I am trying to use Spark Streaming to collect data from CSV files located on NFS. The code I have is very simple, and so far I have been running it only in spark-shell, but even there I am running into some issues.
I am running spark-shell with a standalone Spark master with 6 workers, and passing the following arguments to spark-shell:
--master spark://master.host:7077 --num-executors 3 --conf spark.cores.max=10
This is the code:
val schema = spark.read.option("header", true).option("mode", "PERMISSIVE").csv("/nfs/files_to_collect/schema/schema.csv").schema
val data = spark.readStream.option("header", true).schema(schema).csv("/nfs/files_to_collect/jobs/jobs*")
val query = data.writeStream.format("console").start()

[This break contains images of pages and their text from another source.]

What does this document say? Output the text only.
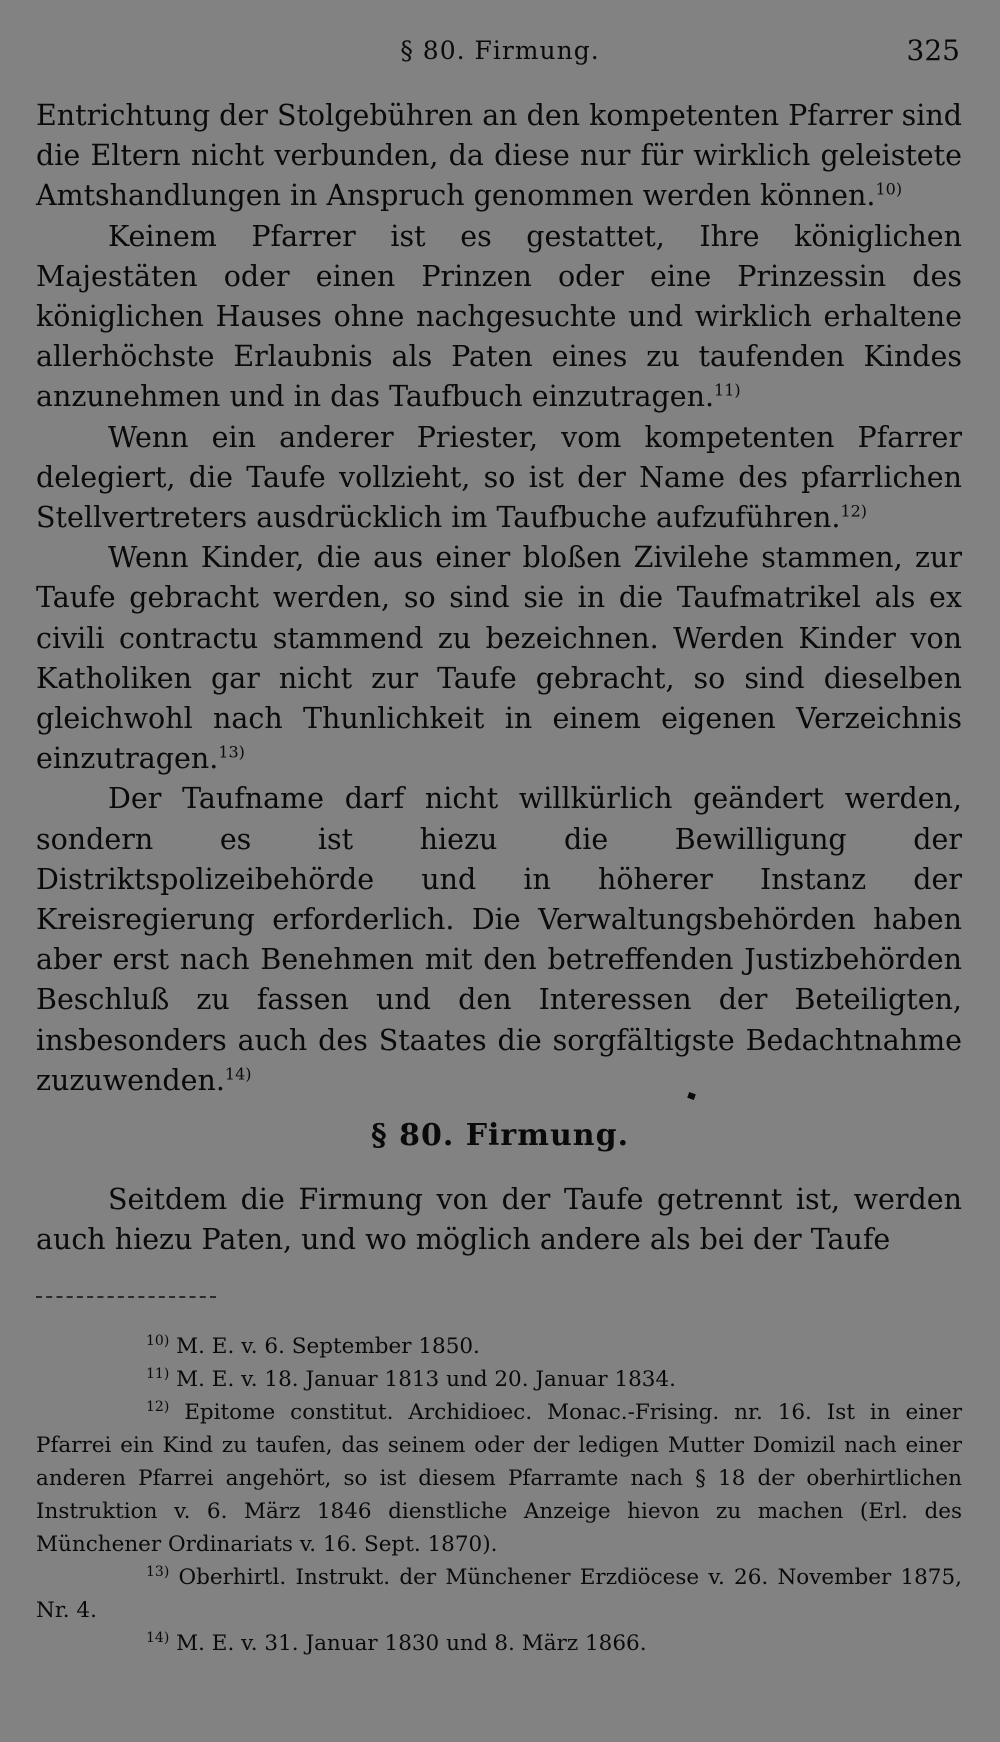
§ 80. Firmung.	325

Entrichtung der Stolgebühren an den kompetenten Pfarrer sind die Eltern nicht verbunden, da diese nur für wirklich geleistete Amtshandlungen in Anspruch genommen werden können.$^{10)}$

Keinem Pfarrer ist es gestattet, Ihre königlichen Majestäten oder einen Prinzen oder eine Prinzessin des königlichen Hauses ohne nachgesuchte und wirklich erhaltene allerhöchste Erlaubnis als Paten eines zu taufenden Kindes anzunehmen und in das Taufbuch einzutragen.$^{11)}$

Wenn ein anderer Priester, vom kompetenten Pfarrer delegiert, die Taufe vollzieht, so ist der Name des pfarrlichen Stellvertreters ausdrücklich im Taufbuche aufzuführen.$^{12)}$

Wenn Kinder, die aus einer bloßen Zivilehe stammen, zur Taufe gebracht werden, so sind sie in die Taufmatrikel als ex civili contractu stammend zu bezeichnen. Werden Kinder von Katholiken gar nicht zur Taufe gebracht, so sind dieselben gleichwohl nach Thunlichkeit in einem eigenen Verzeichnis einzutragen.$^{13)}$

Der Taufname darf nicht willkürlich geändert werden, sondern es ist hiezu die Bewilligung der Distriktspolizeibehörde und in höherer Instanz der Kreisregierung erforderlich. Die Verwaltungsbehörden haben aber erst nach Benehmen mit den betreffenden Justizbehörden Beschluß zu fassen und den Interessen der Beteiligten, insbesonders auch des Staates die sorgfältigste Bedachtnahme zuzuwenden.$^{14)}$

§ 80. Firmung.

Seitdem die Firmung von der Taufe getrennt ist, werden auch hiezu Paten, und wo möglich andere als bei der Taufe

$^{10)}$ M. E. v. 6. September 1850.

$^{11)}$ M. E. v. 18. Januar 1813 und 20. Januar 1834.

$^{12)}$ Epitome constitut. Archidioec. Monac.-Frising. nr. 16. Ist in einer Pfarrei ein Kind zu taufen, das seinem oder der ledigen Mutter Domizil nach einer anderen Pfarrei angehört, so ist diesem Pfarramte nach § 18 der oberhirtlichen Instruktion v. 6. März 1846 dienstliche Anzeige hievon zu machen (Erl. des Münchener Ordinariats v. 16. Sept. 1870).

$^{13)}$ Oberhirtl. Instrukt. der Münchener Erzdiöcese v. 26. November 1875, Nr. 4.

$^{14)}$ M. E. v. 31. Januar 1830 und 8. März 1866.
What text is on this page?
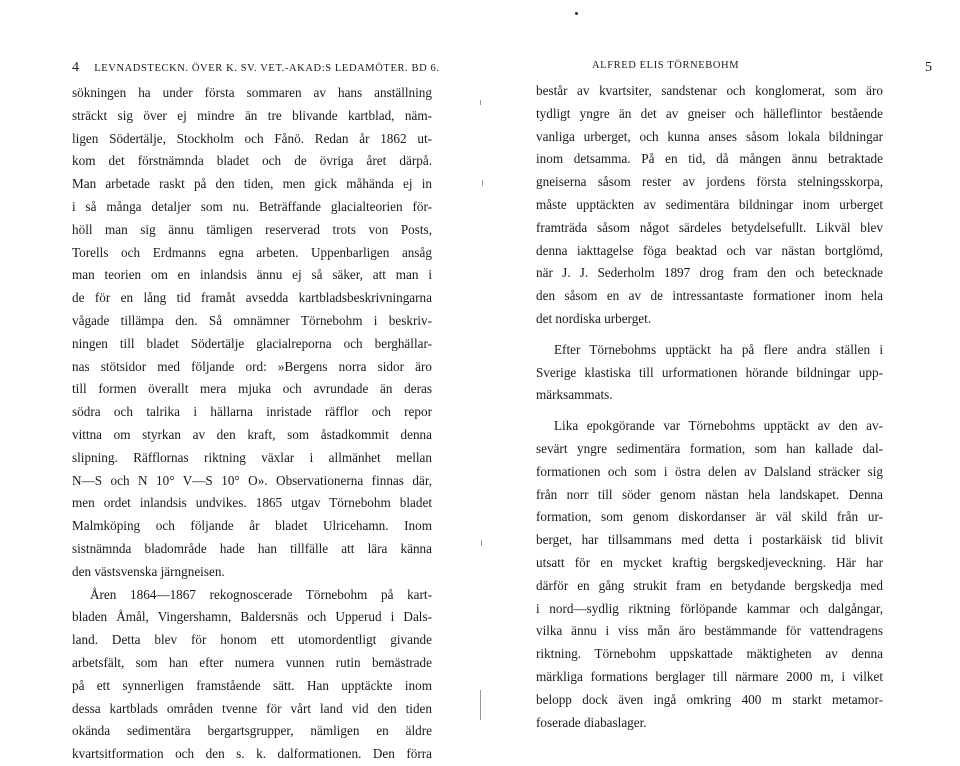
4 LEVNADSTECKN. ÖVER K. SV. VET.-AKAD:S LEDAMÖTER. BD 6.
sökningen ha under första sommaren av hans anställning
sträckt sig över ej mindre än tre blivande kartblad, näm-
ligen Södertälje, Stockholm och Fånö. Redan år 1862 ut-
kom det förstnämnda bladet och de övriga året därpå.
Man arbetade raskt på den tiden, men gick måhända ej in
i så många detaljer som nu. Beträffande glacialteorien för-
höll man sig ännu tämligen reserverad trots von Posts,
Torells och Erdmanns egna arbeten. Uppenbarligen ansåg
man teorien om en inlandsis ännu ej så säker, att man i
de för en lång tid framåt avsedda kartbladsbeskrivningarna
vågade tillämpa den. Så omnämner Törnebohm i beskriv-
ningen till bladet Södertälje glacialreporna och berghällar-
nas stötsidor med följande ord: »Bergens norra sidor äro
till formen överallt mera mjuka och avrundade än deras
södra och talrika i hällarna inristade räfflor och repor
vittna om styrkan av den kraft, som åstadkommit denna
slipning. Räfflornas riktning växlar i allmänhet mellan
N—S och N 10° V—S 10° O». Observationerna finnas där,
men ordet inlandsis undvikes. 1865 utgav Törnebohm bladet
Malmköping och följande år bladet Ulricehamn. Inom
sistnämnda bladområde hade han tillfälle att lära känna
den västsvenska järngneisen.
Åren 1864—1867 rekognoscerade Törnebohm på kart-
bladen Åmål, Vingershamn, Baldersnäs och Upperud i Dals-
land. Detta blev för honom ett utomordentligt givande
arbetsfält, som han efter numera vunnen rutin bemästrade
på ett synnerligen framstående sätt. Han upptäckte inom
dessa kartblads områden tvenne för vårt land vid den tiden
okända sedimentära bergartsgrupper, nämligen en äldre
kvartsitformation och den s. k. dalformationen. Den förra
ALFRED ELIS TÖRNEBOHM	5
består av kvartsiter, sandstenar och konglomerat, som äro
tydligt yngre än det av gneiser och hälleflintor bestående
vanliga urberget, och kunna anses såsom lokala bildningar
inom detsamma. På en tid, då mången ännu betraktade
gneiserna såsom rester av jordens första stelningsskorpa,
måste upptäckten av sedimentära bildningar inom urberget
framträda såsom något särdeles betydelsefullt. Likväl blev
denna iakttagelse föga beaktad och var nästan bortglömd,
när J. J. Sederholm 1897 drog fram den och betecknade
den såsom en av de intressantaste formationer inom hela
det nordiska urberget.
Efter Törnebohms upptäckt ha på flere andra ställen i
Sverige klastiska till urformationen hörande bildningar upp-
märksammats.
Lika epokgörande var Törnebohms upptäckt av den av-
sevärt yngre sedimentära formation, som han kallade dal-
formationen och som i östra delen av Dalsland sträcker sig
från norr till söder genom nästan hela landskapet. Denna
formation, som genom diskordanser är väl skild från ur-
berget, har tillsammans med detta i postarkäisk tid blivit
utsatt för en mycket kraftig bergskedjeveckning. Här har
därför en gång strukit fram en betydande bergskedja med
i nord—sydlig riktning förlöpande kammar och dalgångar,
vilka ännu i viss mån äro bestämmande för vattendragens
riktning. Törnebohm uppskattade mäktigheten av denna
märkliga formations berglager till närmare 2000 m, i vilket
belopp dock även ingå omkring 400 m starkt metamor-
foserade diabaslager.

There are 2 files in that NFS path, each about 200MB in size. When I call writeStream, I get the following warning:
"17/11/13 22:56:31 WARN TaskSetManager: Stage 2 contains a task of very large size (106402 KB). The maximum recommended task size is 100 KB."
Looking in the Spark master UI, I see that only one executor was used - four tasks were created, each reading ~50% of each CSV file.
My questions are:
1) The more files there are in the NFS path, the more memory the driver seems to need - with 2 files, it would crash until I increased its memory to 2g. With 4 files it needs no less than 8g. What is the driver doing that it needs so much memory?
2) How do I control the parallelism of reading the CSV files? I noticed that the more files there are, the more tasks are created, but is it possible to control this manually?